I am wondering what's driving the AI desire to a)create a group to attack city and b)actually attack city when it is surrounded
I see there are 4 parameters, which might be responsible for the operation moves:
a) min odds of success
b) initial strength advantage
c) ongoing strength advantage
d) priority
All of these factors (except for c), only deal with the likelyhood they will send their troops over and surround your lands.
After they do that, there's basically three main factors we can kind of control that remain. The first is that apparently sometimes it can be stuck in this position without meeting the minimum team requirements. I don't really know how this happens yet, but seems to be rather uncommon.
The first is that it may at this point decide for diplomatic reasons that they won't declare war. This is an irrelevant point if there's already war of course.
After that, the behaviortree is most important. If they aren't stuck in some behaviortree node (like requiring another unit to walk in closer first), they should now walk up to your city. While there, except for the changes I've already made to the behaviortree, there doesn't seem to be anything that can be done to make them attack the city more.
While fighting, the option c you mentioned may be relevant in determining whether they should back off. But I haven't been able to prove this conclusively.
On this point, I was wondering whether strategies "if strong" have too big numbers - I see that the last strategy "STRATEGY_AM_VERY_STRONG" needs 1,000 points (I assume that's the military score difference bw attacking and defending civs) and as I see this is the only strategy which values Zerg_rush operations. I have a feeling that I never saw these operations in the late game.
I'm considering phasing both that one and the zerg operation out, but the results were so nice that I was worried I'd break it by doing anything like that.
My best suspicion for the meaning of the 1000 points is not the difference with the target, but the military score difference to the number 2 on the rankings. However, testing suggests that may be inaccurate.
All these strategies are at the least global, in that civs either have them or they don't. So it can't be dependent on a 'target'
Yeah, I changed parameter city_strength_per_pop to 1 but it doesn't create that much difference. Do you know how is the technology scaling factor named in the game? I scanned through global_parameters.xml but can't see any exact parameter named after city defence scaling.
If you decrease city_strength_per_pop you should see higher defense values. It's the amount of strength added per x pop.
The only value that appears to relate to the tech scaling is COMBAT_GARRISON_MILITIA_MODIFIER. Basically their strength will be the highest melee combat strength on units you have, minus COMBAT_GARRISON_MILITIA_MODIFIER, except if there's a garrison, in which case it'll pick the combat strength of the garrison. Have a look at gamechangers.xml in my mod to see basically everything it seems you can influence.
I noticed that AI normally doesn't build ships apart from navy civs (England/Norway) and some strange situations (not sure what they are, but mainly when AI is locked on small piece of land).
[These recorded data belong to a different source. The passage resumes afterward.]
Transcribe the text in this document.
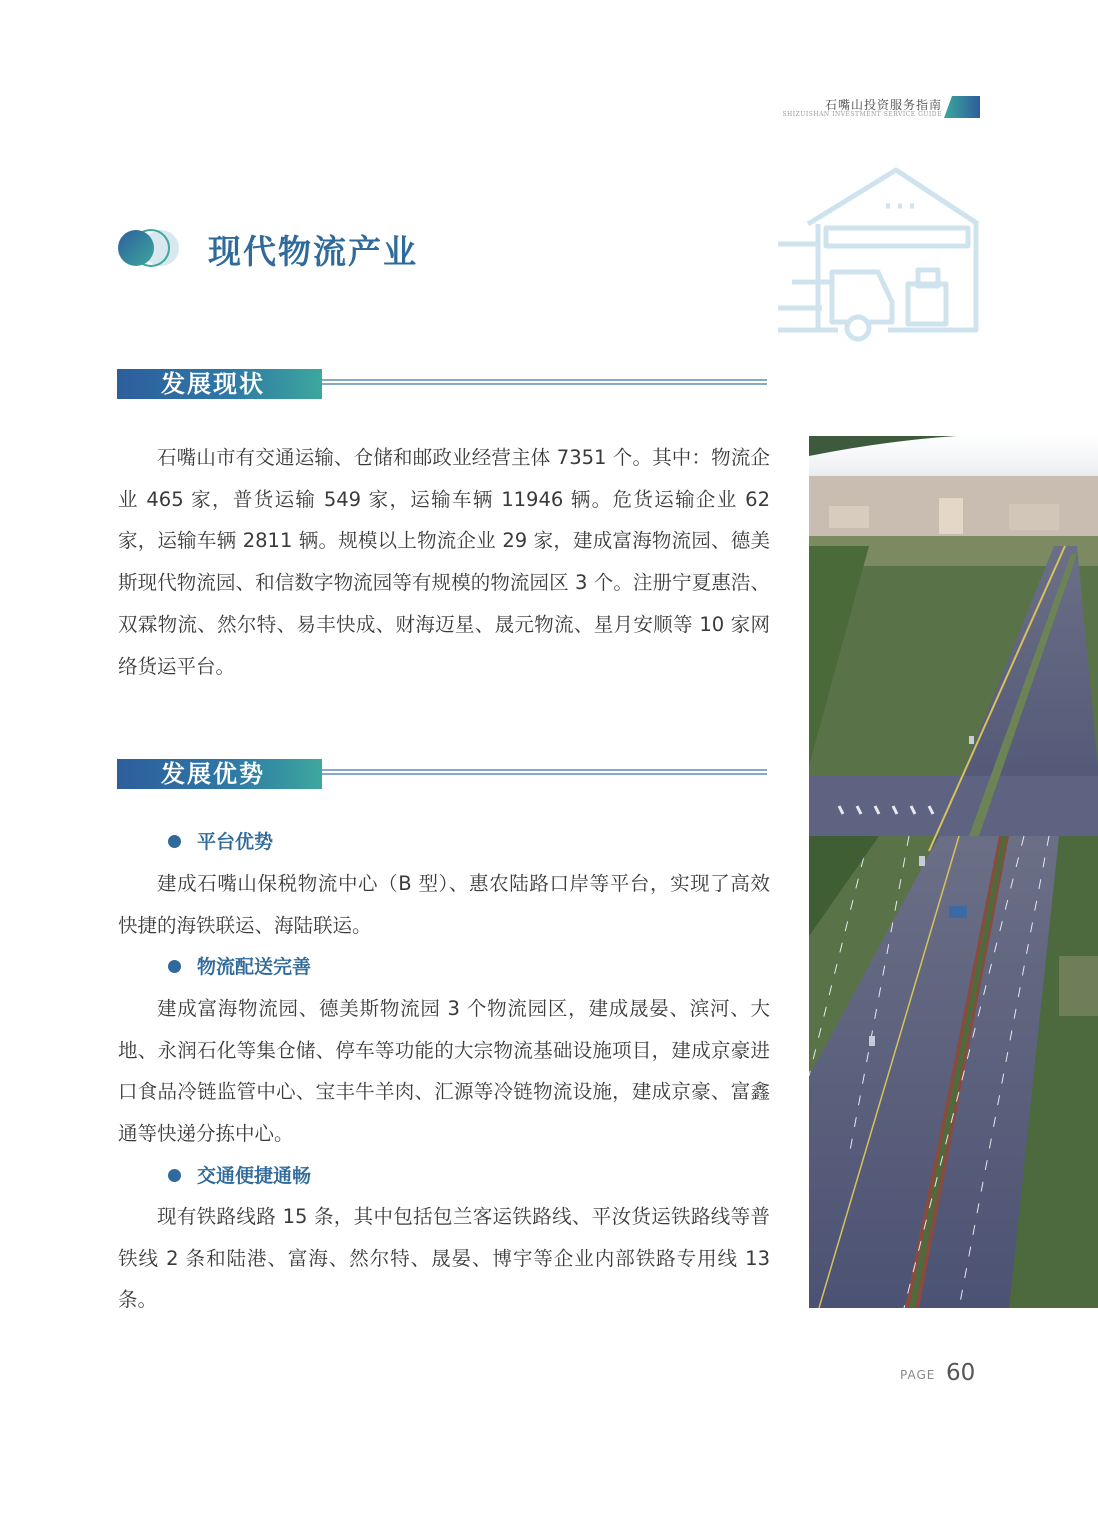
石嘴山投资服务指南
SHIZUISHAN INVESTMENT SERVICE GUIDE
现代物流产业
发展现状

石嘴山市有交通运输、仓储和邮政业经营主体 7351 个。其中：物流企业 465 家，普货运输 549 家，运输车辆 11946 辆。危货运输企业 62 家，运输车辆 2811 辆。规模以上物流企业 29 家，建成富海物流园、德美斯现代物流园、和信数字物流园等有规模的物流园区 3 个。注册宁夏惠浩、双霖物流、然尔特、易丰快成、财海迈星、晟元物流、星月安顺等 10 家网络货运平台。

发展优势
平台优势

建成石嘴山保税物流中心（B 型）、惠农陆路口岸等平台，实现了高效快捷的海铁联运、海陆联运。

物流配送完善

建成富海物流园、德美斯物流园 3 个物流园区，建成晟晏、滨河、大地、永润石化等集仓储、停车等功能的大宗物流基础设施项目，建成京豪进口食品冷链监管中心、宝丰牛羊肉、汇源等冷链物流设施，建成京豪、富鑫通等快递分拣中心。

交通便捷通畅

现有铁路线路 15 条，其中包括包兰客运铁路线、平汝货运铁路线等普铁线 2 条和陆港、富海、然尔特、晟晏、博宇等企业内部铁路专用线 13 条。

PAGE 60
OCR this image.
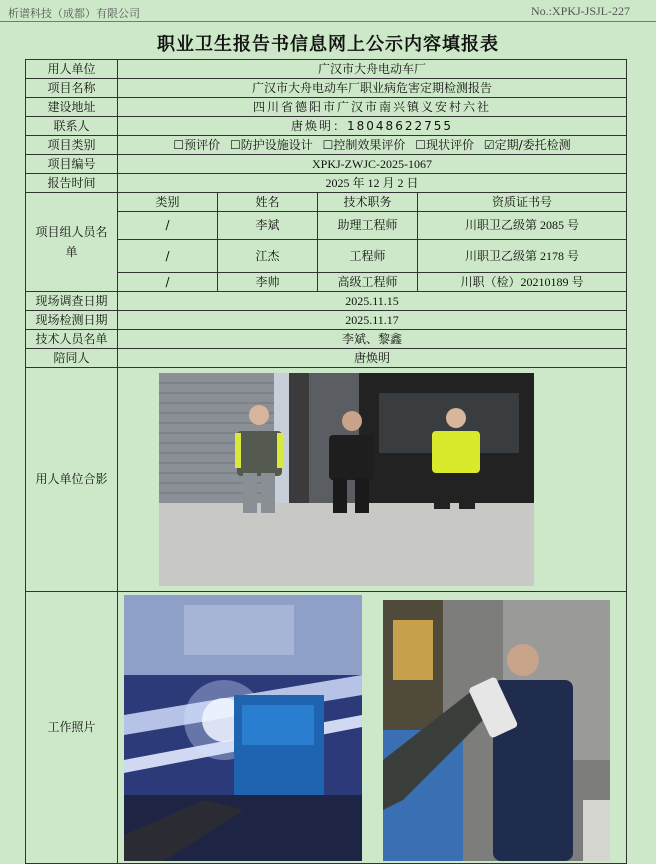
析谱科技（成都）有限公司	No.:XPKJ-JSJL-227
职业卫生报告书信息网上公示内容填报表
用人单位	广汉市大舟电动车厂			
项目名称	广汉市大舟电动车厂职业病危害定期检测报告			
建设地址	四川省德阳市广汉市南兴镇义安村六社			
联系人	唐焕明：18048622755			
项目类别	☐预评价 ☐防护设施设计 ☐控制效果评价 ☐现状评价 ☑定期/委托检测			
项目编号	XPKJ-ZWJC-2025-1067			
报告时间	2025 年 12 月 2 日			
项目组人员名单	类别	姓名	技术职务	资质证书号
	/	李斌	助理工程师	川职卫乙级第 2085 号
	/	江杰	工程师	川职卫乙级第 2178 号
	/	李帅	高级工程师	川职（检）20210189 号
现场调查日期	2025.11.15			
现场检测日期	2025.11.17			
技术人员名单	李斌、黎鑫			
陪同人	唐焕明			
用人单位合影				
工作照片				
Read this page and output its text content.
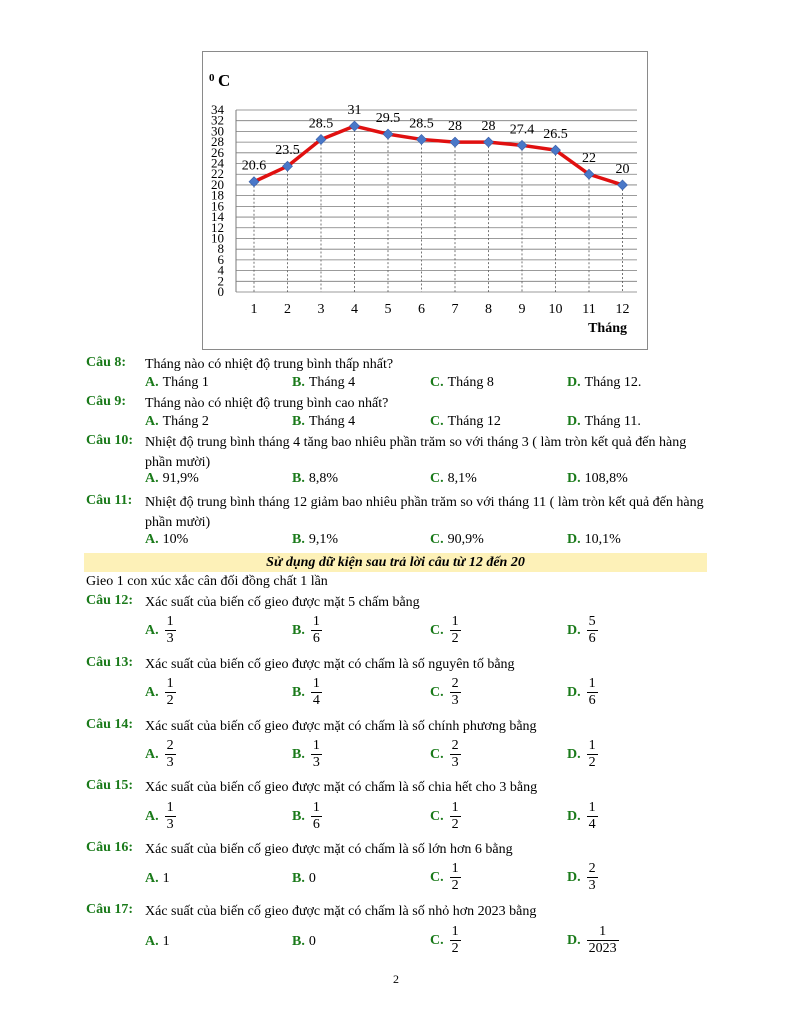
0 C
Tháng
0
2
4
6
8
10
12
14
16
18
20
22
24
26
28
30
32
34
1 2 3 4 5 6 7 8 9 10 11 12
20.6
23.5
28.5
31
29.5 28.5 28 28 27.4 26.5
22
20
Câu 8: Tháng nào có nhiệt độ trung bình thấp nhất?
A. Tháng 1	B. Tháng 4	C. Tháng 8	D. Tháng 12.
Câu 9: Tháng nào có nhiệt độ trung bình cao nhất?
A. Tháng 2	B. Tháng 4	C. Tháng 12	D. Tháng 11.
Câu 10: Nhiệt độ trung bình tháng 4 tăng bao nhiêu phần trăm so với tháng 3 ( làm tròn kết quả đến hàng phần mười)
A. 91,9%	B. 8,8%	C. 8,1%	D. 108,8%
Câu 11: Nhiệt độ trung bình tháng 12 giảm bao nhiêu phần trăm so với tháng 11 ( làm tròn kết quả đến hàng phần mười)
A. 10%	B. 9,1%	C. 90,9%	D. 10,1%
Sử dụng dữ kiện sau trả lời câu từ 12 đến 20
Gieo 1 con xúc xắc cân đối đồng chất 1 lần
Câu 12: Xác suất của biến cố gieo được mặt 5 chấm bằng
A. $\frac{1}{3}$	B. $\frac{1}{6}$	C. $\frac{1}{2}$	D. $\frac{5}{6}$
Câu 13: Xác suất của biến cố gieo được mặt có chấm là số nguyên tố bằng
A. $\frac{1}{2}$	B. $\frac{1}{4}$	C. $\frac{2}{3}$	D. $\frac{1}{6}$
Câu 14: Xác suất của biến cố gieo được mặt có chấm là số chính phương bằng
A. $\frac{2}{3}$	B. $\frac{1}{3}$	C. $\frac{2}{3}$	D. $\frac{1}{2}$
Câu 15: Xác suất của biến cố gieo được mặt có chấm là số chia hết cho 3 bằng
A. $\frac{1}{3}$	B. $\frac{1}{6}$	C. $\frac{1}{2}$	D. $\frac{1}{4}$
Câu 16: Xác suất của biến cố gieo được mặt có chấm là số lớn hơn 6 bằng
A. 1	B. 0	C. $\frac{1}{2}$	D. $\frac{2}{3}$
Câu 17: Xác suất của biến cố gieo được mặt có chấm là số nhỏ hơn 2023 bằng
A. 1	B. 0	C. $\frac{1}{2}$	D. $\frac{1}{2023}$
2
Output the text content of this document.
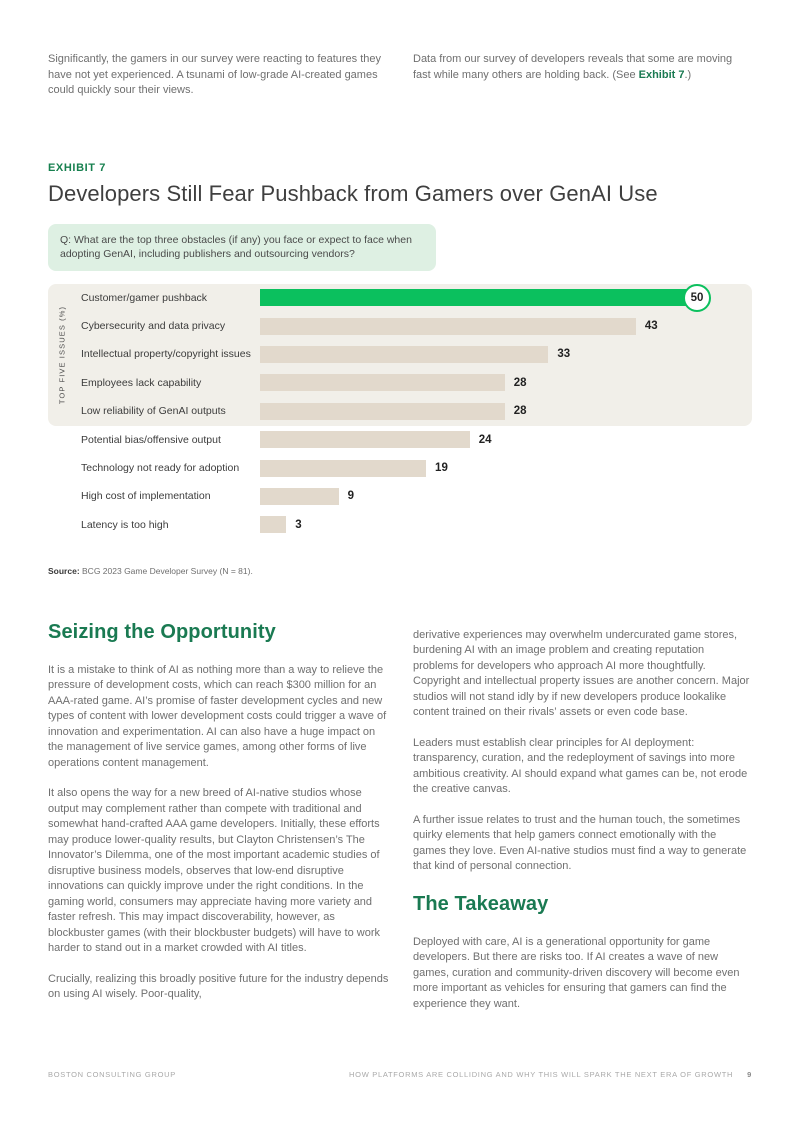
Significantly, the gamers in our survey were reacting to features they have not yet experienced. A tsunami of low-grade AI-created games could quickly sour their views.

Data from our survey of developers reveals that some are moving fast while many others are holding back. (See Exhibit 7.)

EXHIBIT 7
Developers Still Fear Pushback from Gamers over GenAI Use
Q: What are the top three obstacles (if any) you face or expect to face when adopting GenAI, including publishers and outsourcing vendors?
TOP FIVE ISSUES (%)
Customer/gamer pushback	50
Cybersecurity and data privacy	43
Intellectual property/copyright issues	33
Employees lack capability	28
Low reliability of GenAI outputs	28
Potential bias/offensive output	24
Technology not ready for adoption	19
High cost of implementation	9
Latency is too high	3
Source: BCG 2023 Game Developer Survey (N = 81).
Seizing the Opportunity

It is a mistake to think of AI as nothing more than a way to relieve the pressure of development costs, which can reach $300 million for an AAA-rated game. AI’s promise of faster development cycles and new types of content with lower development costs could trigger a wave of innovation and experimentation. AI can also have a huge impact on the management of live service games, among other forms of live operations content management.

It also opens the way for a new breed of AI-native studios whose output may complement rather than compete with traditional and somewhat hand-crafted AAA game developers. Initially, these efforts may produce lower-quality results, but Clayton Christensen’s The Innovator’s Dilemma, one of the most important academic studies of disruptive business models, observes that low-end disruptive innovations can quickly improve under the right conditions. In the gaming world, consumers may appreciate having more variety and faster refresh. This may impact discoverability, however, as blockbuster games (with their blockbuster budgets) will have to work harder to stand out in a market crowded with AI titles.

Crucially, realizing this broadly positive future for the industry depends on using AI wisely. Poor-quality,

derivative experiences may overwhelm undercurated game stores, burdening AI with an image problem and creating reputation problems for developers who approach AI more thoughtfully. Copyright and intellectual property issues are another concern. Major studios will not stand idly by if new developers produce lookalike content trained on their rivals’ assets or even code base.

Leaders must establish clear principles for AI deployment: transparency, curation, and the redeployment of savings into more ambitious creativity. AI should expand what games can be, not erode the creative canvas.

A further issue relates to trust and the human touch, the sometimes quirky elements that help gamers connect emotionally with the games they love. Even AI-native studios must find a way to generate that kind of personal connection.

The Takeaway

Deployed with care, AI is a generational opportunity for game developers. But there are risks too. If AI creates a wave of new games, curation and community-driven discovery will become even more important as vehicles for ensuring that gamers can find the experience they want.

BOSTON CONSULTING GROUP	HOW PLATFORMS ARE COLLIDING AND WHY THIS WILL SPARK THE NEXT ERA OF GROWTH 9
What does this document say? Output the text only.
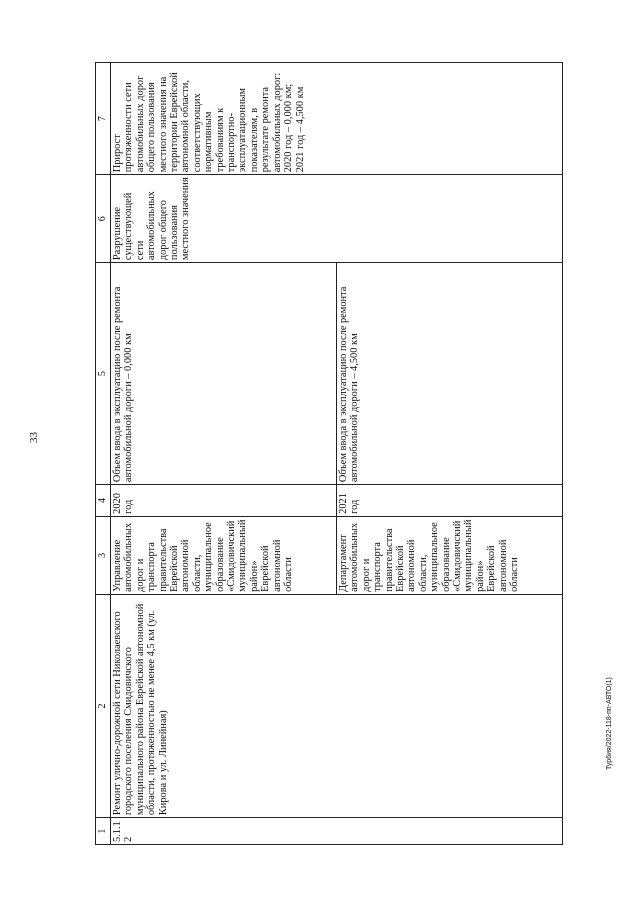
33
Тур6ия/2022-118-пп-АВТО(1)
1	2	3	4	5	6	7
5.1.12	Ремонт улично-дорожной сети Николаевского городского поселения Смидовичского муниципального района Еврейской автономной области, протяженностью не менее 4,5 км (ул. Кирова и ул. Линейная)	Управление автомобильных дорог и транспорта правительства Еврейской автономной области, муниципальное образование «Смидовичский муниципальный район» Еврейской автономной области	2020 год	Объем ввода в эксплуатацию после ремонта автомобильной дороги – 0,000 км	Разрушение существующей сети автомобильных дорог общего пользования местного значения	Прирост протяженности сети автомобильных дорог общего пользования местного значения на территории Еврейской автономной области, соответствующих нормативным требованиям к транспортно-эксплуатационным показателям, в результате ремонта автомобильных дорог: 2020 год – 0,000 км; 2021 год – 4,500 км
		Департамент автомобильных дорог и транспорта правительства Еврейской автономной области, муниципальное образование «Смидовичский муниципальный район» Еврейской автономной области	2021 год	Объем ввода в эксплуатацию после ремонта автомобильной дороги – 4,500 км		
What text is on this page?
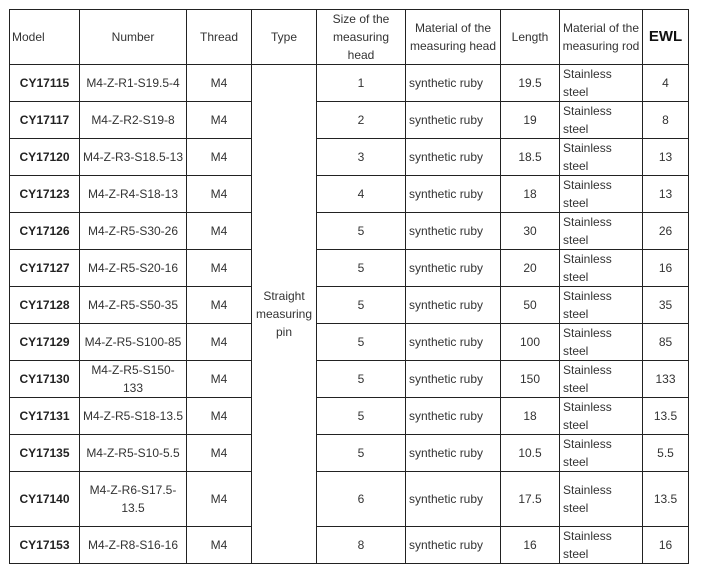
Model	Number	Thread	Type	Size of the measuring head	Material of the measuring head	Length	Material of the measuring rod	EWL
CY17115	M4-Z-R1-S19.5-4	M4	Straight measuring pin	1	synthetic ruby	19.5	Stainless steel	4
CY17117	M4-Z-R2-S19-8	M4		2	synthetic ruby	19	Stainless steel	8
CY17120	M4-Z-R3-S18.5-13	M4		3	synthetic ruby	18.5	Stainless steel	13
CY17123	M4-Z-R4-S18-13	M4		4	synthetic ruby	18	Stainless steel	13
CY17126	M4-Z-R5-S30-26	M4		5	synthetic ruby	30	Stainless steel	26
CY17127	M4-Z-R5-S20-16	M4		5	synthetic ruby	20	Stainless steel	16
CY17128	M4-Z-R5-S50-35	M4		5	synthetic ruby	50	Stainless steel	35
CY17129	M4-Z-R5-S100-85	M4		5	synthetic ruby	100	Stainless steel	85
CY17130	M4-Z-R5-S150-133	M4		5	synthetic ruby	150	Stainless steel	133
CY17131	M4-Z-R5-S18-13.5	M4		5	synthetic ruby	18	Stainless steel	13.5
CY17135	M4-Z-R5-S10-5.5	M4		5	synthetic ruby	10.5	Stainless steel	5.5
CY17140	M4-Z-R6-S17.5-13.5	M4		6	synthetic ruby	17.5	Stainless steel	13.5
CY17153	M4-Z-R8-S16-16	M4		8	synthetic ruby	16	Stainless steel	16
I increased general desire to build ships by 200 and decreased desire for it for navycivs by 250 and after this change AI started building ships in relatively normal numbers. Sadly, there are currently no operations for "Naval assault".... is it possible to create this type of operations for ships (e.g. including 2-3 melee ships and 3 ranged ships and mb 1-2 melee land unit)?
Yeah so far I've decided to make them kind of underbuild navy and air while they're incapable of even using them properly. I've not tried a proper naval assault operation yet, and may give it a shot when I do some more water map changes. Have mostly been focussing on land-dominated maps so far, especailly because naval cities are so weak now in civ 6 anyway.
I am not sure whether the issue is in the mod or is it after winter patch but I started seeing AI building tons of inquisitors - I saw stack of 10-11(!) Sumerian inquisitors.... I have a suspicion that AI incorrectly defines this type of unit or has some weird preferences towards building it. Mb this is something to do with newly added code for religion picking.
I think it was the fall patch actually that made this happen. They added a new inquisition behaviortree that seems to be causing this.
Sometimes I see that AI grabs all its forces and move them to weird places, e.g. snow deserts in map ends. I have a suspicion that AI probably tries to create either massive escort for its settlers/workers or it tries to attack enemy city but the target is unreachable. The problem is that it takes ages for AI to dismiss this move and start behaving back normally. Even if it is DoWed by other civs, AI won't relocate its units quickly.
Yeah it's mostly settle escorts that do this. For some reason, the max units values on settle operations have stopped working properly. It's a bit annoying indeed
By the way, I noticed that defence operations are switched off in the code.... can we change to give AI a bit more ability to defend it? Because sometimes AI is about to lose its capital but it is careless about this fact because it is fighting another civ on the opposite end of his empire.
They're only switched off now when their cities aren't under threat. It used to be that it would keep some units locked in a defense operation that didn't even know where to go because all of its cities were safe, resulting in much smaller attack forces. When a city does become under threat, these will start up again.